The coil is uses the resulting current to induce a strong magnetic field for our
purposes. The coil is made of four meters of 22 AWG copper wire with the estimated
wrapped turns being 181 and the length of the coil being two cm. The coil is effectively an
inductor with an inductance of 79 µH. This coil converts the electrical energy from the
capacitor bank into kinetic energy. This whole process however is not 100% efficient. If we
take the amount of energy in the capacitor bank (18 Joules) and use it to solve backwards
1
with the kinetic energy equation (18 J = 2mv2) with the estimated mass of the nail being one
gram we would find that nail would travel at 189 meters per second , which goes far beyond
what testing the circuit indicates. Possible ways we can improve upon the current coil design
would be to use a smaller diameter barrel and a shorter coil with a thinner wire with more
turns in order to increase the density of the field generated.

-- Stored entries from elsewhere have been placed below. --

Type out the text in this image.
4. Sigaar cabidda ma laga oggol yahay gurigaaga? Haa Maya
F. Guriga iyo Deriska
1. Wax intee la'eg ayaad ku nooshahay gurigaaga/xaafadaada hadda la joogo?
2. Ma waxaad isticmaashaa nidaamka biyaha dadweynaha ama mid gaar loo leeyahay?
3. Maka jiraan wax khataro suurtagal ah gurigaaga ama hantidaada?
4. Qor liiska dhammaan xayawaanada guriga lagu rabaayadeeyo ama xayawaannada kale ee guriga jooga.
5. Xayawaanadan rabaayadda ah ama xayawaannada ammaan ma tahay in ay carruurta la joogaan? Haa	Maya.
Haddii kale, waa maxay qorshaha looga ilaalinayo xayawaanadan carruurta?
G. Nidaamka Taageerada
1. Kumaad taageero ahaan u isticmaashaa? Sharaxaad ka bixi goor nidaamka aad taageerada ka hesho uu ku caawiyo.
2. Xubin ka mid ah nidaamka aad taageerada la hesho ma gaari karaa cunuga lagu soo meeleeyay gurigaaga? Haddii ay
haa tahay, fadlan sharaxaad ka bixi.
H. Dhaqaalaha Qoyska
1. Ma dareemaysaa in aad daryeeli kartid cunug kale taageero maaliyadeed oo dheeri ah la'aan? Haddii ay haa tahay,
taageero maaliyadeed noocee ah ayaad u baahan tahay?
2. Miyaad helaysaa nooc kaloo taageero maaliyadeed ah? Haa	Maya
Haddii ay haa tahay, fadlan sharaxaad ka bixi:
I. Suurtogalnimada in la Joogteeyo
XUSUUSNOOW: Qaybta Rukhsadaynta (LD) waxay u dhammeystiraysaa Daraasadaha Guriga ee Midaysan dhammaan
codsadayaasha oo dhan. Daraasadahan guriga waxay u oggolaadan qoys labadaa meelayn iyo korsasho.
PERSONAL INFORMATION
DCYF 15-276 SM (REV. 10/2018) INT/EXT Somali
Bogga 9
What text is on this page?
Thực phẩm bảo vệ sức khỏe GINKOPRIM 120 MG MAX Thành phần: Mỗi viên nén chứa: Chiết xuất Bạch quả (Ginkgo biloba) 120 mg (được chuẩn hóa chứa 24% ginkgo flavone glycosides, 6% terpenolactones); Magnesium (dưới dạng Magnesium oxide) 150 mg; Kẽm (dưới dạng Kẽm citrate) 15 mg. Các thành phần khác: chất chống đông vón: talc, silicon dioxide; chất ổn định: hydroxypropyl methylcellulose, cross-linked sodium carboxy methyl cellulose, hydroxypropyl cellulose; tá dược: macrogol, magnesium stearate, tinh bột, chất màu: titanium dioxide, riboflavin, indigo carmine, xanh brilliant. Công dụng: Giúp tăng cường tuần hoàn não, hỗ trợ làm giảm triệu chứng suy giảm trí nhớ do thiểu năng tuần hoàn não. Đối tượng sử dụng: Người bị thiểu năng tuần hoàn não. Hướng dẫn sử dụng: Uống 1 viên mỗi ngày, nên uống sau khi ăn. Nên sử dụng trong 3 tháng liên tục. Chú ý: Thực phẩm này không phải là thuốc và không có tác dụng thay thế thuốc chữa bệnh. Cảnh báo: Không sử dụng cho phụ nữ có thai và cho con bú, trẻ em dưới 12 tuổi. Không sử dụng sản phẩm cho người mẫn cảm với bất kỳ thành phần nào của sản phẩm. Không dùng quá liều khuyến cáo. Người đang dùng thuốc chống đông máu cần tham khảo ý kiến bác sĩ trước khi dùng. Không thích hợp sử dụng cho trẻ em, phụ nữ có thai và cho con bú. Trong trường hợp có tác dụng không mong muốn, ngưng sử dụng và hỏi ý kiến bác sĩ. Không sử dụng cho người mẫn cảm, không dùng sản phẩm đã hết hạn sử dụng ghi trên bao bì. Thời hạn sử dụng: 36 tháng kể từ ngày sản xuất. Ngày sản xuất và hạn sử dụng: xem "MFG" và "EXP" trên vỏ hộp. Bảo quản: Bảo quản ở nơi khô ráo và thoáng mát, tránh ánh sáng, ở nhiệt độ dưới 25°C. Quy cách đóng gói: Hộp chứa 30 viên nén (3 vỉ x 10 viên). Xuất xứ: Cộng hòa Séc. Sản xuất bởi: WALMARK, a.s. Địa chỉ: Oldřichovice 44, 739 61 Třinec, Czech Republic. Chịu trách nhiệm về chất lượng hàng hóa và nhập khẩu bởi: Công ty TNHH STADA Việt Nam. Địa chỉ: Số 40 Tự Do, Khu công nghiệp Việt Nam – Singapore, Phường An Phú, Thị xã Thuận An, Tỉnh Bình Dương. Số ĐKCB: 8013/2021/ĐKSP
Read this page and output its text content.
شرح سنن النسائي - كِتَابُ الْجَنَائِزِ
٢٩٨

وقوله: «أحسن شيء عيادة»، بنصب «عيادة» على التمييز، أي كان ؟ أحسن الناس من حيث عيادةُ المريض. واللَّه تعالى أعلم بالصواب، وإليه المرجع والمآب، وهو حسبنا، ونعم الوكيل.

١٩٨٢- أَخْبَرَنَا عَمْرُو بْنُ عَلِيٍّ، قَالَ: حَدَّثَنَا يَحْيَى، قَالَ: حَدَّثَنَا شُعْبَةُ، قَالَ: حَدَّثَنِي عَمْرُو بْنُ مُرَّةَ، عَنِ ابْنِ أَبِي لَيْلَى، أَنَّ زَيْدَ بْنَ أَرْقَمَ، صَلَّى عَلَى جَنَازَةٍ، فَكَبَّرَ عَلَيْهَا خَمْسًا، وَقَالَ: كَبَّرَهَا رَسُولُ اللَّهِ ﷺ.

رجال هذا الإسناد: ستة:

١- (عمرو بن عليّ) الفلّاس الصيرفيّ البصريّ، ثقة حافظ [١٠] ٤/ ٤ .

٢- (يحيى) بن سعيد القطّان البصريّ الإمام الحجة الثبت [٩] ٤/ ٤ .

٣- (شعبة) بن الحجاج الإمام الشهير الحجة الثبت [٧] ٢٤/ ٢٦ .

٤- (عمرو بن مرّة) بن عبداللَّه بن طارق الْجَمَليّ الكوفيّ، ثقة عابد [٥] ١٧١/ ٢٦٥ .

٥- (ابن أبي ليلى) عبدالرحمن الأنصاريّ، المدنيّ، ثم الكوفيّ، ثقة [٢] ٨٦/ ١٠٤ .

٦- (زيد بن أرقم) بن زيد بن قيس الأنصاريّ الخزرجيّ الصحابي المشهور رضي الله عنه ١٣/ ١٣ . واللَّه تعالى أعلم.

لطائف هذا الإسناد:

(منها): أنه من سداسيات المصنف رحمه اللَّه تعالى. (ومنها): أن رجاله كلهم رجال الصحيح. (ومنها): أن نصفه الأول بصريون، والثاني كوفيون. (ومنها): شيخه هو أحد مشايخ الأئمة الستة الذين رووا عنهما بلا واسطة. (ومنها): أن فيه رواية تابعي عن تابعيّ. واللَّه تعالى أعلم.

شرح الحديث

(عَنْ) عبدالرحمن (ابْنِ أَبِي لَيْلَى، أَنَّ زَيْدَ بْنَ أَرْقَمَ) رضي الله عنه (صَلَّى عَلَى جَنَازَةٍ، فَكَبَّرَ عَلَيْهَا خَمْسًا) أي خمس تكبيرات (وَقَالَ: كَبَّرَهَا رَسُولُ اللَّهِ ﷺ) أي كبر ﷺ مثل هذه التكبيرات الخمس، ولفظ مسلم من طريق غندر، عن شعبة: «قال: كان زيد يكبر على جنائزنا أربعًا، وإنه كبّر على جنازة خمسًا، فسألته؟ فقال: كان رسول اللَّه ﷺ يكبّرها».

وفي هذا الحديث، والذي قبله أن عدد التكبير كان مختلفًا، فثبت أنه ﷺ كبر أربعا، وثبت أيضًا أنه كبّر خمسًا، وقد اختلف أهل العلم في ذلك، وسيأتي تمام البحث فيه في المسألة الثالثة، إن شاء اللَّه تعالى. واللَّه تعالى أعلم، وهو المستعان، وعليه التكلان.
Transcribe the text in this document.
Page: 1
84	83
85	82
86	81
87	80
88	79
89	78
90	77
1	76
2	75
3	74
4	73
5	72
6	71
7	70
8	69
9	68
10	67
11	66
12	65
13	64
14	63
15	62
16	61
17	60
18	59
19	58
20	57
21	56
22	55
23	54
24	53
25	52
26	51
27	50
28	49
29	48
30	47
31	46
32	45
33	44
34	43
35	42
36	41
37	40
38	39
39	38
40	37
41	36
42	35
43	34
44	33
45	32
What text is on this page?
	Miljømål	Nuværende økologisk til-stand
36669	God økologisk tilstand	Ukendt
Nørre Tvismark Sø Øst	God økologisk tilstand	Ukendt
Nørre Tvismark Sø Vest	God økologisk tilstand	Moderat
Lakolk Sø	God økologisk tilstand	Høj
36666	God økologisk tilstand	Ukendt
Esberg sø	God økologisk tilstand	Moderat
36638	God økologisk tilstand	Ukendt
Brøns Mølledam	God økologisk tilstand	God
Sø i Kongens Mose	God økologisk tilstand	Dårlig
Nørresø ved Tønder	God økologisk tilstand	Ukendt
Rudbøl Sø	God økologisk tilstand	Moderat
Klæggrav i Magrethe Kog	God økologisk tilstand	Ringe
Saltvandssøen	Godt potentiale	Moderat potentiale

In conclusion the coil we analyzed was a simple yet effective design that utilized the
zener diode and semiconductor switches that we learned about in class. Though we did not
necessarily cover thyristor in class we were easily able to use concepts taught in class to
analyze its function. With this we can prove our skill at apply concepts outside of the
classroom which will carry with us through our careers.